What got these individual companies in trouble was that the corporate leaders were saying some things publicly (prospects are great), but were apparently believing something else (we need to find some earnings or I’m selling stock now). Wouldn’t it be great if that were cognitively impossible?
Don’t laugh. A recent New Yorker article chronicled a linguistic expert’s experiences with an obscure Amazonian tribe called the Piraha, a tribe that appears to live entirely in lingustic and intellectual present tense. They exhibit virtually no memory functions—there are no handed down generational traditions, no food storage (what drought last year?) Additionally, when hunting and a member of the hunting party goes around the river bend, there is no verbal notation for his whereabouts (like he’s “upriver” or he is ahead of us) ---he is simply gone, literally out of sight, out of mind. Now imagine the Piraha CEO—he only knows or only has linguistic facility to say what is going on today, right now, and that is what he will tell you. He cannot reinterpret the past (backdating stock options would be impossible) and he certainly cannot tell you the future—no rosy forecasts from this fellow!

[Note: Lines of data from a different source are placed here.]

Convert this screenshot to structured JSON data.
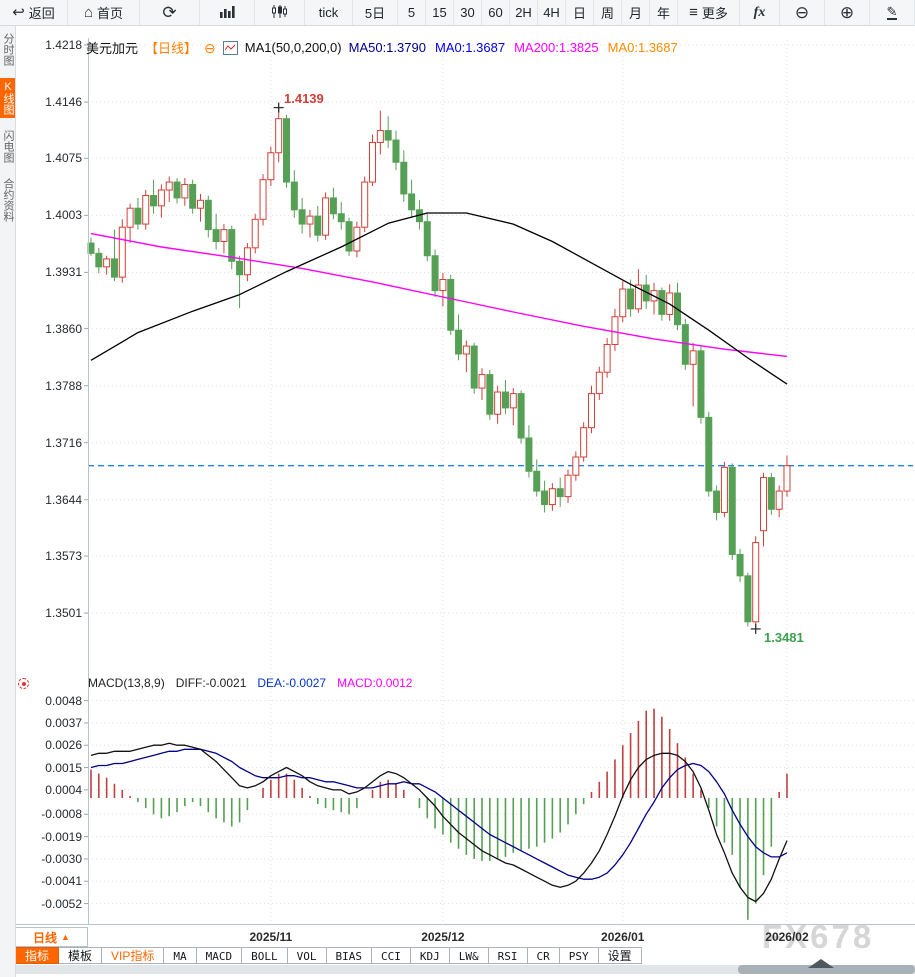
{
  "toolbar": {
    "items": [
      {
        "name": "back",
        "icon": "back",
        "label": "返回"
      },
      {
        "name": "home",
        "icon": "home",
        "label": "首页"
      },
      {
        "name": "refresh",
        "icon": "refresh",
        "label": ""
      },
      {
        "name": "bar-chart",
        "icon": "bar-chart",
        "label": ""
      },
      {
        "name": "candlestick",
        "icon": "candlestick",
        "label": ""
      },
      {
        "name": "tick",
        "label": "tick"
      },
      {
        "name": "5d",
        "label": "5日"
      },
      {
        "name": "m5",
        "label": "5"
      },
      {
        "name": "m15",
        "label": "15"
      },
      {
        "name": "m30",
        "label": "30"
      },
      {
        "name": "m60",
        "label": "60"
      },
      {
        "name": "2h",
        "label": "2H"
      },
      {
        "name": "4h",
        "label": "4H"
      },
      {
        "name": "day",
        "label": "日"
      },
      {
        "name": "week",
        "label": "周"
      },
      {
        "name": "month",
        "label": "月"
      },
      {
        "name": "year",
        "label": "年"
      },
      {
        "name": "more",
        "icon": "menu",
        "label": "更多"
      },
      {
        "name": "fx",
        "icon": "fx",
        "label": ""
      },
      {
        "name": "zoom-out",
        "icon": "zoom-out",
        "label": ""
      },
      {
        "name": "zoom-in",
        "icon": "zoom-in",
        "label": ""
      },
      {
        "name": "draw",
        "icon": "pencil",
        "label": ""
      }
    ]
  },
  "sidebar": {
    "items": [
      {
        "label": "分时图",
        "active": false
      },
      {
        "label": "K线图",
        "active": true
      },
      {
        "label": "闪电图",
        "active": false
      },
      {
        "label": "合约资料",
        "active": false
      }
    ]
  },
  "chart_header": {
    "symbol": "美元加元",
    "period_tag": "【日线】",
    "ma_settings": "MA1(50,0,200,0)",
    "ma_values": [
      {
        "label": "MA50:1.3790",
        "color": "#00008b"
      },
      {
        "label": "MA0:1.3687",
        "color": "#0000ee"
      },
      {
        "label": "MA200:1.3825",
        "color": "#ff00ff"
      },
      {
        "label": "MA0:1.3687",
        "color": "#ff8c00"
      }
    ]
  },
  "macd_header": {
    "title": "MACD(13,8,9)",
    "values": [
      {
        "label": "DIFF:-0.0021",
        "color": "#222222"
      },
      {
        "label": "DEA:-0.0027",
        "color": "#0033cc"
      },
      {
        "label": "MACD:0.0012",
        "color": "#ff00ff"
      }
    ]
  },
  "period_box": {
    "label": "日线",
    "caret": "▲"
  },
  "bottom_tabs": [
    {
      "label": "指标",
      "state": "active"
    },
    {
      "label": "模板"
    },
    {
      "label": "VIP指标",
      "state": "vip"
    },
    {
      "label": "MA",
      "mono": true
    },
    {
      "label": "MACD",
      "mono": true
    },
    {
      "label": "BOLL",
      "mono": true
    },
    {
      "label": "VOL",
      "mono": true
    },
    {
      "label": "BIAS",
      "mono": true
    },
    {
      "label": "CCI",
      "mono": true
    },
    {
      "label": "KDJ",
      "mono": true
    },
    {
      "label": "LW&",
      "mono": true
    },
    {
      "label": "RSI",
      "mono": true
    },
    {
      "label": "CR",
      "mono": true
    },
    {
      "label": "PSY",
      "mono": true
    },
    {
      "label": "设置"
    }
  ],
  "watermark": "FX678",
  "colors": {
    "accent_orange": "#ff6600",
    "up": "#d04038",
    "down": "#55a055",
    "ma50": "#000000",
    "ma200": "#ff00ff",
    "current_price_line": "#1e86e8",
    "grid": "#e9d8d8",
    "axis": "#b9c4cc",
    "tick": "#9aa7b0",
    "macd_diff": "#111111",
    "macd_dea": "#00008b",
    "hist_pos": "#bf4040",
    "hist_neg": "#55a055"
  },
  "chart_data": {
    "type": "candlestick",
    "symbol": "美元加元",
    "period": "日线",
    "price_axis_ticks": [
      1.4218,
      1.4146,
      1.4075,
      1.4003,
      1.3931,
      1.386,
      1.3788,
      1.3716,
      1.3644,
      1.3573,
      1.3501
    ],
    "x_axis_labels": [
      "2025/11",
      "2025/12",
      "2026/01",
      "2026/02"
    ],
    "month_start_indices": [
      23,
      45,
      68,
      89
    ],
    "high_marker": {
      "index": 24,
      "price": 1.4139
    },
    "low_marker": {
      "index": 85,
      "price": 1.3481
    },
    "current_price": 1.3687,
    "ohlc": [
      [
        1.3968,
        1.3975,
        1.3952,
        1.3955
      ],
      [
        1.3955,
        1.3962,
        1.393,
        1.3938
      ],
      [
        1.3938,
        1.3952,
        1.3928,
        1.3948
      ],
      [
        1.3948,
        1.3985,
        1.392,
        1.3925
      ],
      [
        1.3925,
        1.3998,
        1.3918,
        1.3988
      ],
      [
        1.3988,
        1.4018,
        1.3968,
        1.4012
      ],
      [
        1.4012,
        1.4025,
        1.3985,
        1.3992
      ],
      [
        1.3992,
        1.4035,
        1.3985,
        1.4028
      ],
      [
        1.4028,
        1.4048,
        1.4005,
        1.4015
      ],
      [
        1.4015,
        1.4042,
        1.4,
        1.4035
      ],
      [
        1.4035,
        1.4052,
        1.402,
        1.4045
      ],
      [
        1.4045,
        1.405,
        1.4018,
        1.4025
      ],
      [
        1.4025,
        1.405,
        1.4015,
        1.4042
      ],
      [
        1.4042,
        1.4048,
        1.4005,
        1.4012
      ],
      [
        1.4012,
        1.403,
        1.3995,
        1.4022
      ],
      [
        1.4022,
        1.4028,
        1.3975,
        1.3985
      ],
      [
        1.3985,
        1.4005,
        1.396,
        1.397
      ],
      [
        1.397,
        1.3992,
        1.3955,
        1.3985
      ],
      [
        1.3985,
        1.399,
        1.3935,
        1.3945
      ],
      [
        1.3945,
        1.3952,
        1.3886,
        1.3928
      ],
      [
        1.3928,
        1.3968,
        1.392,
        1.3962
      ],
      [
        1.3962,
        1.4005,
        1.3955,
        1.3998
      ],
      [
        1.3998,
        1.4055,
        1.399,
        1.4048
      ],
      [
        1.4048,
        1.409,
        1.404,
        1.4082
      ],
      [
        1.4082,
        1.4139,
        1.407,
        1.4125
      ],
      [
        1.4125,
        1.413,
        1.4038,
        1.4045
      ],
      [
        1.4045,
        1.406,
        1.4,
        1.401
      ],
      [
        1.401,
        1.4025,
        1.398,
        1.3992
      ],
      [
        1.3992,
        1.401,
        1.3975,
        1.4002
      ],
      [
        1.4002,
        1.4015,
        1.397,
        1.3978
      ],
      [
        1.3978,
        1.4032,
        1.3972,
        1.4025
      ],
      [
        1.4025,
        1.4038,
        1.3998,
        1.4005
      ],
      [
        1.4005,
        1.402,
        1.3985,
        1.3995
      ],
      [
        1.3995,
        1.4,
        1.3952,
        1.3958
      ],
      [
        1.3958,
        1.3995,
        1.395,
        1.3988
      ],
      [
        1.3988,
        1.4052,
        1.3982,
        1.4045
      ],
      [
        1.4045,
        1.4105,
        1.404,
        1.4095
      ],
      [
        1.4095,
        1.4135,
        1.408,
        1.411
      ],
      [
        1.411,
        1.4128,
        1.4088,
        1.4098
      ],
      [
        1.4098,
        1.411,
        1.406,
        1.407
      ],
      [
        1.407,
        1.4085,
        1.402,
        1.403
      ],
      [
        1.403,
        1.4048,
        1.4,
        1.401
      ],
      [
        1.401,
        1.4022,
        1.3985,
        1.3995
      ],
      [
        1.3995,
        1.4005,
        1.3945,
        1.3952
      ],
      [
        1.3952,
        1.396,
        1.39,
        1.3908
      ],
      [
        1.3908,
        1.393,
        1.3888,
        1.3922
      ],
      [
        1.3922,
        1.3928,
        1.3852,
        1.3858
      ],
      [
        1.3858,
        1.3878,
        1.382,
        1.3828
      ],
      [
        1.3828,
        1.3845,
        1.3805,
        1.3838
      ],
      [
        1.3838,
        1.3842,
        1.3778,
        1.3785
      ],
      [
        1.3785,
        1.381,
        1.377,
        1.3802
      ],
      [
        1.3802,
        1.3808,
        1.3745,
        1.3752
      ],
      [
        1.3752,
        1.3788,
        1.374,
        1.378
      ],
      [
        1.378,
        1.3795,
        1.3752,
        1.376
      ],
      [
        1.376,
        1.3785,
        1.3738,
        1.3778
      ],
      [
        1.3778,
        1.3782,
        1.3715,
        1.3722
      ],
      [
        1.3722,
        1.3738,
        1.3672,
        1.368
      ],
      [
        1.368,
        1.3695,
        1.3648,
        1.3655
      ],
      [
        1.3655,
        1.3668,
        1.3628,
        1.3638
      ],
      [
        1.3638,
        1.3665,
        1.363,
        1.3658
      ],
      [
        1.3658,
        1.3672,
        1.3635,
        1.3648
      ],
      [
        1.3648,
        1.3682,
        1.364,
        1.3675
      ],
      [
        1.3675,
        1.3705,
        1.3668,
        1.3698
      ],
      [
        1.3698,
        1.3742,
        1.3692,
        1.3735
      ],
      [
        1.3735,
        1.3788,
        1.3728,
        1.3778
      ],
      [
        1.3778,
        1.3812,
        1.377,
        1.3805
      ],
      [
        1.3805,
        1.3848,
        1.3798,
        1.384
      ],
      [
        1.384,
        1.3885,
        1.3832,
        1.3875
      ],
      [
        1.3875,
        1.392,
        1.3868,
        1.391
      ],
      [
        1.391,
        1.3922,
        1.3875,
        1.3885
      ],
      [
        1.3885,
        1.3935,
        1.388,
        1.3915
      ],
      [
        1.3915,
        1.3928,
        1.3885,
        1.3895
      ],
      [
        1.3895,
        1.3918,
        1.3878,
        1.3908
      ],
      [
        1.3908,
        1.3912,
        1.387,
        1.3878
      ],
      [
        1.3878,
        1.3916,
        1.387,
        1.3905
      ],
      [
        1.3905,
        1.3918,
        1.3858,
        1.3865
      ],
      [
        1.3865,
        1.3872,
        1.3808,
        1.3815
      ],
      [
        1.3815,
        1.3842,
        1.3762,
        1.3832
      ],
      [
        1.3832,
        1.3838,
        1.374,
        1.3748
      ],
      [
        1.3748,
        1.3755,
        1.3648,
        1.3655
      ],
      [
        1.3655,
        1.3662,
        1.3618,
        1.3628
      ],
      [
        1.3628,
        1.3692,
        1.3622,
        1.3685
      ],
      [
        1.3685,
        1.369,
        1.3568,
        1.3575
      ],
      [
        1.3575,
        1.3582,
        1.354,
        1.3548
      ],
      [
        1.3548,
        1.3552,
        1.3484,
        1.349
      ],
      [
        1.349,
        1.3598,
        1.3481,
        1.359
      ],
      [
        1.3605,
        1.3678,
        1.3585,
        1.3672
      ],
      [
        1.3672,
        1.3678,
        1.3625,
        1.3632
      ],
      [
        1.3632,
        1.3662,
        1.3622,
        1.3655
      ],
      [
        1.3655,
        1.37,
        1.3648,
        1.3687
      ]
    ],
    "ma50_points": [
      [
        0,
        1.382
      ],
      [
        6,
        1.3855
      ],
      [
        13,
        1.3882
      ],
      [
        19,
        1.3903
      ],
      [
        25,
        1.3932
      ],
      [
        32,
        1.3963
      ],
      [
        38,
        1.3993
      ],
      [
        43,
        1.4006
      ],
      [
        48,
        1.4006
      ],
      [
        54,
        1.3992
      ],
      [
        59,
        1.397
      ],
      [
        64,
        1.3943
      ],
      [
        69,
        1.3916
      ],
      [
        74,
        1.3891
      ],
      [
        79,
        1.3858
      ],
      [
        84,
        1.3823
      ],
      [
        89,
        1.379
      ]
    ],
    "ma200_points": [
      [
        0,
        1.398
      ],
      [
        9,
        1.3963
      ],
      [
        18,
        1.395
      ],
      [
        27,
        1.3936
      ],
      [
        36,
        1.3919
      ],
      [
        45,
        1.39
      ],
      [
        54,
        1.3881
      ],
      [
        63,
        1.3863
      ],
      [
        72,
        1.3847
      ],
      [
        81,
        1.3834
      ],
      [
        89,
        1.3825
      ]
    ],
    "macd": {
      "params": "13,8,9",
      "unit": 0.0001,
      "axis_ticks": [
        0.0048,
        0.0037,
        0.0026,
        0.0015,
        0.0004,
        -0.0008,
        -0.0019,
        -0.003,
        -0.0041,
        -0.0052
      ],
      "diff": [
        21,
        22,
        22,
        23,
        23,
        23,
        24,
        25,
        26,
        26,
        27,
        26,
        26,
        25,
        24,
        21,
        18,
        14,
        10,
        6,
        5,
        6,
        8,
        11,
        13,
        15,
        13,
        11,
        8,
        6,
        5,
        4,
        4,
        2,
        3,
        5,
        8,
        11,
        13,
        12,
        10,
        7,
        4,
        0,
        -4,
        -9,
        -13,
        -17,
        -20,
        -23,
        -26,
        -28,
        -30,
        -32,
        -33,
        -35,
        -37,
        -39,
        -41,
        -43,
        -44,
        -43,
        -41,
        -37,
        -32,
        -26,
        -18,
        -9,
        1,
        9,
        15,
        19,
        21,
        22,
        22,
        21,
        18,
        13,
        5,
        -6,
        -18,
        -27,
        -37,
        -44,
        -49,
        -51,
        -47,
        -40,
        -30,
        -21
      ],
      "dea": [
        15,
        16,
        16,
        17,
        17,
        18,
        19,
        20,
        21,
        22,
        23,
        23,
        24,
        24,
        24,
        23,
        22,
        20,
        18,
        15,
        13,
        11,
        10,
        10,
        10,
        11,
        11,
        10,
        10,
        9,
        8,
        8,
        7,
        6,
        5,
        5,
        5,
        6,
        7,
        7,
        8,
        7,
        7,
        5,
        3,
        0,
        -3,
        -6,
        -9,
        -12,
        -15,
        -18,
        -20,
        -22,
        -24,
        -26,
        -28,
        -30,
        -32,
        -34,
        -36,
        -38,
        -39,
        -40,
        -40,
        -39,
        -37,
        -33,
        -28,
        -22,
        -15,
        -8,
        -2,
        5,
        10,
        14,
        16,
        17,
        16,
        13,
        8,
        2,
        -6,
        -13,
        -19,
        -24,
        -27,
        -29,
        -29,
        -27
      ],
      "hist": [
        14,
        12,
        10,
        7,
        4,
        1,
        -2,
        -5,
        -8,
        -10,
        -9,
        -7,
        -4,
        -2,
        -4,
        -7,
        -10,
        -12,
        -14,
        -12,
        -6,
        0,
        5,
        9,
        12,
        12,
        9,
        5,
        1,
        -3,
        -5,
        -6,
        -7,
        -8,
        -5,
        0,
        4,
        8,
        9,
        7,
        4,
        0,
        -5,
        -10,
        -15,
        -18,
        -22,
        -25,
        -28,
        -30,
        -31,
        -31,
        -30,
        -29,
        -27,
        -26,
        -25,
        -24,
        -22,
        -20,
        -17,
        -13,
        -8,
        -3,
        3,
        8,
        13,
        19,
        26,
        32,
        38,
        43,
        44,
        40,
        34,
        27,
        20,
        12,
        4,
        -5,
        -14,
        -22,
        -28,
        -44,
        -60,
        -52,
        -38,
        -24,
        3,
        12
      ]
    }
  }
}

So let us return to the common language we share—what is going on in the economy that explains where asset prices are now and what that may mean for the future. A good place to start is with inflation. Long time U.S. investors recognize that the real enemy for most U.S. policymakers is deflation, where the inevitable end to a bad recession begets, (shall we say it?), a depression.

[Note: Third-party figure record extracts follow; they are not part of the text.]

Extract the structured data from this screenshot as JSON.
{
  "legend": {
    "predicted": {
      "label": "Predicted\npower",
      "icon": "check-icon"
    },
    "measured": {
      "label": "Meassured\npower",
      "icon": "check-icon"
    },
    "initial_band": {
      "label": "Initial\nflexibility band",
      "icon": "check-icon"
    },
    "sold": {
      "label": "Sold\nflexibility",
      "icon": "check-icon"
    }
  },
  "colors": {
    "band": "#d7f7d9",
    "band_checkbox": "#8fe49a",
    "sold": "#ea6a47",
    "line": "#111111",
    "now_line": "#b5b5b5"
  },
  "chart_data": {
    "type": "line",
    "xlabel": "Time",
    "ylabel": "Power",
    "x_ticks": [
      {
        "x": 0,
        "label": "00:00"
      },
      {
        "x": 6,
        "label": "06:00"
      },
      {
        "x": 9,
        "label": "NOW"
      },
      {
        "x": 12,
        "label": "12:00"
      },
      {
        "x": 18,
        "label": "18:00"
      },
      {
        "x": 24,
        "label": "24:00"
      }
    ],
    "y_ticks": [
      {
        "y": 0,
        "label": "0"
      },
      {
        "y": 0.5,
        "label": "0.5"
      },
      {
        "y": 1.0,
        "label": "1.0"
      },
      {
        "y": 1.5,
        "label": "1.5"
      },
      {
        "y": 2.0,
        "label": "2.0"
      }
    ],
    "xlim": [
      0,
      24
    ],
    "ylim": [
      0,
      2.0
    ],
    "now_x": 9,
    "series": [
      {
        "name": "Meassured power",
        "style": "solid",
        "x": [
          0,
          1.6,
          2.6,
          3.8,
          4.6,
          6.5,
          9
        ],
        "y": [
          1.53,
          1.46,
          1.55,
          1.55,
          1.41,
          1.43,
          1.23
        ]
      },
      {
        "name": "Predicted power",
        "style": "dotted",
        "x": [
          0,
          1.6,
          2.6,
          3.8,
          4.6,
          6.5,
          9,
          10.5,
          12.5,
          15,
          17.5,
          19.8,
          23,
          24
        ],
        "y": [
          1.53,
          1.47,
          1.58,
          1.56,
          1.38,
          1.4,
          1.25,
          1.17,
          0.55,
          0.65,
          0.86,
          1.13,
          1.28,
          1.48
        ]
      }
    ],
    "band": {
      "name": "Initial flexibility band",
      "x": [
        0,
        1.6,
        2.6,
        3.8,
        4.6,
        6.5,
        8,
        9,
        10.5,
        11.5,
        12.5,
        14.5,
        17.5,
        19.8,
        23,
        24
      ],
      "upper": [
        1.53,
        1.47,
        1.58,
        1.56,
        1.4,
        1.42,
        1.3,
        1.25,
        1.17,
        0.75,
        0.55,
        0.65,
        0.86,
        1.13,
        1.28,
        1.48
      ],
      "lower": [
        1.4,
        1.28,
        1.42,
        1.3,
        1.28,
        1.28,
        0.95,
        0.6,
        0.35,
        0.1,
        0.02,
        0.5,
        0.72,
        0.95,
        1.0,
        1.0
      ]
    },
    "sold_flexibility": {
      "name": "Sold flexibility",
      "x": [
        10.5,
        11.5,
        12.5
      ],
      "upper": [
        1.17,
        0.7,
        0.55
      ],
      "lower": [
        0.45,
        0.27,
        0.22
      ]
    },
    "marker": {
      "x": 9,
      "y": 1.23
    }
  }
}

Therefore, the inevitable conclusion is that the U.S. Central Bank (known to most as the Federal Reserve or the “Fed”), tolerates a certain amount of price inflation in managing against economic slowdowns.

The question of course is, has that tick-up in prices in the fall of 2005 become “sticky” and are we revisiting another ramp up right now? This is a key issue, because the Fed wants to be able to cut interest rates when the economy slows appreciably, which may have already begun.
The situation is a lot more complicated than January 2001, the last time the Fed began cutting interest rates in the U.S. For starters, many big American multinational corporations are exceeding earnings expectations because their international business is going gangbusters. Second, and this has been a recurrent theme here, global economic growth has outpaced U.S. growth for a while now—and there are no signs that this is about to reverse.
The clear implication is that we need to stick by our secular investment forecast—oil and materials will stay in demand (global and large company prospects) and equities and short term fixed income assets are going to outperform bonds. We will stay overweight in foreign markets because we believe that there are better growth prospects there.
Stock analysts and some money managers are trained to hang onto every word of corporate spokesmen, and then look for interpretation and meaning. But there is no common language where everything becomes clear and everything is right in front of you. This is because our languages are suffused with thoughts and phrases reflecting the personal experiences and future desires of the speakers. Maybe the Piraha have got it right: there is no reason for past or future tense because only the present counts for anything.